Deux réacteurs nucléaires de nouvelle génération en construction

Les États-Unis viennent de franchir une étape symbolique dans le domaine de l'énergie nucléaire. Pour la première fois depuis plus d'une décennie, deux nouveaux projets de réacteurs de nouvelle génération ont été lancés en une semaine seulement.

Le 12 avril dernier, Kairos Power, une entreprise spécialisée dans les réacteurs avancés, a posé la première pierre de sa centrale de démonstration à Oak Ridge, dans le Tennessee. Quelques jours plus tard, TerraPower, fondée par Bill Gates, a officiellement débuté la construction de sa première centrale nucléaire à Kemmerer, dans le Wyoming.

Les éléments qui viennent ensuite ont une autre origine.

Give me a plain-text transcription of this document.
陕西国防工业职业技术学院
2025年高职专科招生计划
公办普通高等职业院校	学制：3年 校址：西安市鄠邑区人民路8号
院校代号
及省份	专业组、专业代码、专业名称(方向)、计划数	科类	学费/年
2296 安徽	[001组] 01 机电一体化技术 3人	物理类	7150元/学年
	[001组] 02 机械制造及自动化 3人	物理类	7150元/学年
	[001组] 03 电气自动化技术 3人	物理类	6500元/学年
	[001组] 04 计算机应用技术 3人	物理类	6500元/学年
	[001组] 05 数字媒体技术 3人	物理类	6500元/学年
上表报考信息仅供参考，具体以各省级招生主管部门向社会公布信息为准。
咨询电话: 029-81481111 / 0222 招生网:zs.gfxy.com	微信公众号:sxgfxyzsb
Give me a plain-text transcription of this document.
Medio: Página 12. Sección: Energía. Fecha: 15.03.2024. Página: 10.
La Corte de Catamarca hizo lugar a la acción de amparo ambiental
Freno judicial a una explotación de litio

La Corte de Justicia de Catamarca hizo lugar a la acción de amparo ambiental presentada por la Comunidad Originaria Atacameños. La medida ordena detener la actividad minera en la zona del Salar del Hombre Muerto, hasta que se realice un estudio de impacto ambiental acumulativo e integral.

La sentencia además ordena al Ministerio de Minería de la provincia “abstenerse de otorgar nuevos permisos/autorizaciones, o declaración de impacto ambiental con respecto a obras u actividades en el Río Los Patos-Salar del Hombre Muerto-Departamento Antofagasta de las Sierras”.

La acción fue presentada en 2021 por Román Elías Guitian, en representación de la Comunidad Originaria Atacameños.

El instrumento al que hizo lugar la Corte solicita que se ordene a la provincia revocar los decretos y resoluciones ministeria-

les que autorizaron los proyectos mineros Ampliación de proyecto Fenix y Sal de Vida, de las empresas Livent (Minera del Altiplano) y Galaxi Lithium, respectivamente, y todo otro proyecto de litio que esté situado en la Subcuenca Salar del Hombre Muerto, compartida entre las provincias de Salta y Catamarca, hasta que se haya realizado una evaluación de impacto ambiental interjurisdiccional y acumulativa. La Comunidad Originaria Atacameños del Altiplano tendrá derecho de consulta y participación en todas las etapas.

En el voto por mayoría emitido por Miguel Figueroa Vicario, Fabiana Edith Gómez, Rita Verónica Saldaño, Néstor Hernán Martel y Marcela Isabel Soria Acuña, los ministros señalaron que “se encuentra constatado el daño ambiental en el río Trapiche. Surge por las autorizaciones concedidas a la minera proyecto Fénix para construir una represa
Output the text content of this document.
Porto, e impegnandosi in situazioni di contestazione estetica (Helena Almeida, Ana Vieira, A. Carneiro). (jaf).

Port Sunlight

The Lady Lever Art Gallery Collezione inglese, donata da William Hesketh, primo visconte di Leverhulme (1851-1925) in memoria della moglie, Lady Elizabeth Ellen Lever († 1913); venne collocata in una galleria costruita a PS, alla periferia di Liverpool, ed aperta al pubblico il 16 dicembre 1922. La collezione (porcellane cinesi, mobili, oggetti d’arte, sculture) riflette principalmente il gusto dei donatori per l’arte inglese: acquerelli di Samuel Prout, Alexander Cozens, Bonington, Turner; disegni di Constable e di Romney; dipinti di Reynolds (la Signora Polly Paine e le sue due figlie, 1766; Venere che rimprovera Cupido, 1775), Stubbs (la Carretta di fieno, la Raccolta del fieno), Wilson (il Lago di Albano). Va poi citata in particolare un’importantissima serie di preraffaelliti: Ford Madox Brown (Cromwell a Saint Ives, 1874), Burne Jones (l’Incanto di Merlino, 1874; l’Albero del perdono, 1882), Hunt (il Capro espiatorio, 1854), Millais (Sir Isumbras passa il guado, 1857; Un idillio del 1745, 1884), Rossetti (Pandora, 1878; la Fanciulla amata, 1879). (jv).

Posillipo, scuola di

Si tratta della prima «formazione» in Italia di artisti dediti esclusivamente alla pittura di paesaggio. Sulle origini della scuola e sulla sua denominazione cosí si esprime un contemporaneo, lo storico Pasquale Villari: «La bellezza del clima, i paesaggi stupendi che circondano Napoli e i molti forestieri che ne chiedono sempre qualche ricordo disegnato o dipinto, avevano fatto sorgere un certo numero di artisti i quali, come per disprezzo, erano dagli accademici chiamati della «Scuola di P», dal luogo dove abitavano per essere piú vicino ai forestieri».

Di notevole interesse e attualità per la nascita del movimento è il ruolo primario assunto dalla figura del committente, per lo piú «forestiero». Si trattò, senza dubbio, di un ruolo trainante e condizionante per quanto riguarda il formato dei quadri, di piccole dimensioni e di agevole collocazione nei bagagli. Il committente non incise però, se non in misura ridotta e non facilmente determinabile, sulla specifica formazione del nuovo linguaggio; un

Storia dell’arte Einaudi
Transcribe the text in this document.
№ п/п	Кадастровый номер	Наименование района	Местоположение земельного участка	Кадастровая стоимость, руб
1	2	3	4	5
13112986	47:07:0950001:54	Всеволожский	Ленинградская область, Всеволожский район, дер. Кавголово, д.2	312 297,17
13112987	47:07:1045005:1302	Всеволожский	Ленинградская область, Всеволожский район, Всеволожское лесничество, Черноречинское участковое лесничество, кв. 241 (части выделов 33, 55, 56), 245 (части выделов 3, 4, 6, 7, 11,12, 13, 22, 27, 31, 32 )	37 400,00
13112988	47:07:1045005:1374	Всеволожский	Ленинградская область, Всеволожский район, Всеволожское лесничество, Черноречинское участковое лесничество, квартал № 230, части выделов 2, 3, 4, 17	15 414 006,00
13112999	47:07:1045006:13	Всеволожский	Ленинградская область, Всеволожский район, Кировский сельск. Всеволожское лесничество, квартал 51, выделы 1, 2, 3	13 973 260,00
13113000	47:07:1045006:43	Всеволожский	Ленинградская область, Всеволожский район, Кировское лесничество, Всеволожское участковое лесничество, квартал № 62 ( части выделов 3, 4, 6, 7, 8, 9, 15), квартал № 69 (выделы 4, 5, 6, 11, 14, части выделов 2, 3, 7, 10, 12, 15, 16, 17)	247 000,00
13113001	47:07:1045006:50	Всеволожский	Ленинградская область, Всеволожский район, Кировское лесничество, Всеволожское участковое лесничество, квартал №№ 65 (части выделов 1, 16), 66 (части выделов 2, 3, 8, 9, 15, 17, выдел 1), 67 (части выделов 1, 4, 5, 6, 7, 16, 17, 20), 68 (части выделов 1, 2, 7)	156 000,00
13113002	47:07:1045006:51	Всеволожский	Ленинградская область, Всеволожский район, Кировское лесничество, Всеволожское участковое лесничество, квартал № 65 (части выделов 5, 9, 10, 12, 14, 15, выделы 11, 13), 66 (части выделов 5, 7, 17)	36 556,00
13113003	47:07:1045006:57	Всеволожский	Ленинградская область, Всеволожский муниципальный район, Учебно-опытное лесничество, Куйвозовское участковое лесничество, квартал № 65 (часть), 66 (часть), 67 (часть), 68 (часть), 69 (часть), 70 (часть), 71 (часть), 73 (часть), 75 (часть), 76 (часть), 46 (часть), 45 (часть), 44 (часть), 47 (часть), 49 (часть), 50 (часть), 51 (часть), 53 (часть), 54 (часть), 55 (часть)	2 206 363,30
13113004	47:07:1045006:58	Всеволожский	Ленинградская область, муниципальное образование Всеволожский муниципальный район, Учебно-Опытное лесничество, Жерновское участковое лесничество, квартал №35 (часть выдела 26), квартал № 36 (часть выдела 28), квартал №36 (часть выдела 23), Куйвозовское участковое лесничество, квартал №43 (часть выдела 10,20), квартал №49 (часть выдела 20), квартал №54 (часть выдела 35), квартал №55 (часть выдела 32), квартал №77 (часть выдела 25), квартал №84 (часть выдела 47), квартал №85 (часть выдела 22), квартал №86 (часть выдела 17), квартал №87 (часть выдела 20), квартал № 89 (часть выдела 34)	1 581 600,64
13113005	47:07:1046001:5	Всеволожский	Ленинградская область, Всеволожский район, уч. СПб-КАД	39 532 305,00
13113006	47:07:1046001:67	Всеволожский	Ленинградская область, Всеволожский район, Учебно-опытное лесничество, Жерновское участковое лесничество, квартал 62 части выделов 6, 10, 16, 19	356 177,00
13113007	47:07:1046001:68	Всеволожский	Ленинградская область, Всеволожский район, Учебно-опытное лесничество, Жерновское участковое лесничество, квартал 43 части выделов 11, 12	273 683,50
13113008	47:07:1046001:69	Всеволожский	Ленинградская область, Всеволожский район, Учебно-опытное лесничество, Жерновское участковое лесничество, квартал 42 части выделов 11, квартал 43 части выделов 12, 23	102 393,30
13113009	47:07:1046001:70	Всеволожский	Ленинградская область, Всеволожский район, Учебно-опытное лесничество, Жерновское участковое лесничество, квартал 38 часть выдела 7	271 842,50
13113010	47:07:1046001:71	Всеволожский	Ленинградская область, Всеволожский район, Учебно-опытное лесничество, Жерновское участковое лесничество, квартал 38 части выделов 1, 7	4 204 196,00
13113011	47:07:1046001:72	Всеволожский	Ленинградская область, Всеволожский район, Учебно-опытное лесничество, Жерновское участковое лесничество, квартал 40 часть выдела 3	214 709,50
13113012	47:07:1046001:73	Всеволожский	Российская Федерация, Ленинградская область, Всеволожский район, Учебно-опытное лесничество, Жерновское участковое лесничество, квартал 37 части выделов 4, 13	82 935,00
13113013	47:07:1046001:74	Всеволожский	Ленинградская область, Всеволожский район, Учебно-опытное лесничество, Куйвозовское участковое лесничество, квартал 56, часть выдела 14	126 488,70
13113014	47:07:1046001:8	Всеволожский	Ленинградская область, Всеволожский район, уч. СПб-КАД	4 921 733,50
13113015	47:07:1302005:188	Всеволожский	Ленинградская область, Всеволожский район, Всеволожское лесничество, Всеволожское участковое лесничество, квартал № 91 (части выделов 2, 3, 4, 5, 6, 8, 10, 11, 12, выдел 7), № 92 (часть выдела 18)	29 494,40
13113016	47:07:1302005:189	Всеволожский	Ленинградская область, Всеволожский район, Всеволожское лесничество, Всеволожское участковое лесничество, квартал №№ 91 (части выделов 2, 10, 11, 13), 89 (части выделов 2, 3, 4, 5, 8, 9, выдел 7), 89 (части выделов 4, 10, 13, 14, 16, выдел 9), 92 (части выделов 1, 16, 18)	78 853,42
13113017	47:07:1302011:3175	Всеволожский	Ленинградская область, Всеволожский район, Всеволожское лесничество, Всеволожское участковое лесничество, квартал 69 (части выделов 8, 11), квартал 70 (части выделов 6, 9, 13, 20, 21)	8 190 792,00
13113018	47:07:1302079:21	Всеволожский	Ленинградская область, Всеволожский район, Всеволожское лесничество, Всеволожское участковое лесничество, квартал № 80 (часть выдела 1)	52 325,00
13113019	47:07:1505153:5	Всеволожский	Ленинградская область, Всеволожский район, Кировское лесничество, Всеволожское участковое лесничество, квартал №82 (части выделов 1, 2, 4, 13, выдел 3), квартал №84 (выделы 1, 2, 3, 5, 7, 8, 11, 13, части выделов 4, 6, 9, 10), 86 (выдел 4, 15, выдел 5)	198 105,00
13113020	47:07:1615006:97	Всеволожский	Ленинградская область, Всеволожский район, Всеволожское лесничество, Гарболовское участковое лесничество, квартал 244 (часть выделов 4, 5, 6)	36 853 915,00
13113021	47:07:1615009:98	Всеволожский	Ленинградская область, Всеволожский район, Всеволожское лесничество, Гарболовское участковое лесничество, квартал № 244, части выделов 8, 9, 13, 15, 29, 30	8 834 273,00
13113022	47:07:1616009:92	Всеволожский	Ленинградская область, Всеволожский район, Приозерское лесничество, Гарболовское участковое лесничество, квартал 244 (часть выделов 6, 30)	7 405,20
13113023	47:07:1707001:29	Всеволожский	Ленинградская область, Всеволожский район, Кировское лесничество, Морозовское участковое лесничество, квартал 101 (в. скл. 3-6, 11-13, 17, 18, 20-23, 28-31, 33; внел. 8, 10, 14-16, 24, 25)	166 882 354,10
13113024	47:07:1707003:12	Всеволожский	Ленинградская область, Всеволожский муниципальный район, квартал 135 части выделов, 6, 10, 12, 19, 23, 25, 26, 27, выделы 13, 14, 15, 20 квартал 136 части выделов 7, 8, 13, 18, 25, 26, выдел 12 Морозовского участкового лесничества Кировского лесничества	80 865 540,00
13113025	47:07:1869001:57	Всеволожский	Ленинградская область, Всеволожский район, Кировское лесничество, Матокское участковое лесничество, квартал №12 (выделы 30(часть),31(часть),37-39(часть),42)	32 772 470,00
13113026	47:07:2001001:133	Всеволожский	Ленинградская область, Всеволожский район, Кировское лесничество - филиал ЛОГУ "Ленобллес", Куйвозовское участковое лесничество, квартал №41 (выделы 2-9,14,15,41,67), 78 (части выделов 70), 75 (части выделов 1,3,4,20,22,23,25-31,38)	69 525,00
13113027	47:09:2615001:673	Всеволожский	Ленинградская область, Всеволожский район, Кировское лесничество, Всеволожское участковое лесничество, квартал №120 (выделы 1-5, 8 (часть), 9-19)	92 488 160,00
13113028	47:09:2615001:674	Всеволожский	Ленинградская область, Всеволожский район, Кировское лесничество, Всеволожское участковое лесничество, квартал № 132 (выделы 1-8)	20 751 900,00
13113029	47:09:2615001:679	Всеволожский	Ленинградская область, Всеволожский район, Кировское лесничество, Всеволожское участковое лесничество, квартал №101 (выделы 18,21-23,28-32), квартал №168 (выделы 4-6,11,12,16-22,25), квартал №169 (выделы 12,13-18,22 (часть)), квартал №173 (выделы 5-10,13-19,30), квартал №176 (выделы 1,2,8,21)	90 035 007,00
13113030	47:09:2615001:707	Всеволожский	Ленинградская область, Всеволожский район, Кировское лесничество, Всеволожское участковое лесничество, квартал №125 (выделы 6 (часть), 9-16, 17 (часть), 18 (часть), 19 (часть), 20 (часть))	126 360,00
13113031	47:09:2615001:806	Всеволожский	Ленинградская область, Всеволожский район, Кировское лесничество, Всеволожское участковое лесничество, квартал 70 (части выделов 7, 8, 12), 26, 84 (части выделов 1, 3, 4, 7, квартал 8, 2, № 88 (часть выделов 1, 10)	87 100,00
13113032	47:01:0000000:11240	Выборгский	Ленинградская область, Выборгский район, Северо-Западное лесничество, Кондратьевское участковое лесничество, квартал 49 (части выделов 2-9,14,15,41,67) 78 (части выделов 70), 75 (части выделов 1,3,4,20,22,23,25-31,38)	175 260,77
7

Ces deux projets marquent un tournant dans la relance du nucléaire américain, longtemps en stagnation.

Des réacteurs plus sûrs et plus efficaces

Contrairement aux réacteurs traditionnels, ces nouvelles installations intègrent des technologies de pointe pour améliorer la sécurité et l'efficacité énergétique. Chris Levesque, PDG de TerraPower, a souligné auprès du Wall Street Journal que leur réacteur n'est pas un simple prototype : « Il s'agit d'une centrale nucléaire à l'échelle du réseau, conçue pour être opérationnelle en 42 mois. »

Ces avancées interviennent alors que le pays peine à suivre le rythme de la Chine, leader mondial en matière de construction de nouveaux réacteurs. Malgré ces initiatives, des obstacles persistent, notamment en Californie, où une interdiction législative empêche toujours la construction de nouvelles centrales.

Une solution économique pour prolonger la durée de vie de Diablo Canyon

Une étude récente du Massachusetts Institute of Technology (MIT) révèle que le maintien en service de la centrale de Diablo Canyon, en Californie, jusqu'en 2045 pourrait générer des économies substantielles. Selon les chercheurs, cette extension permettrait d'économiser plus de 7,6 milliards de dollars en coûts d'investissement et d'exploitation, soit plus de 500 millions de dollars par an.

Les économies pourraient même atteindre 20 milliards de dollars si l'on compare cette option aux alternatives renouvelables imposées par la législation californienne pour atteindre ses objectifs climatiques d'ici 2045. « Dans ce scénario, la valeur actuelle nette des économies dépasse les 20 milliards de dollars, soit plus de 1,3 milliard de dollars par an », précise le rapport du MIT.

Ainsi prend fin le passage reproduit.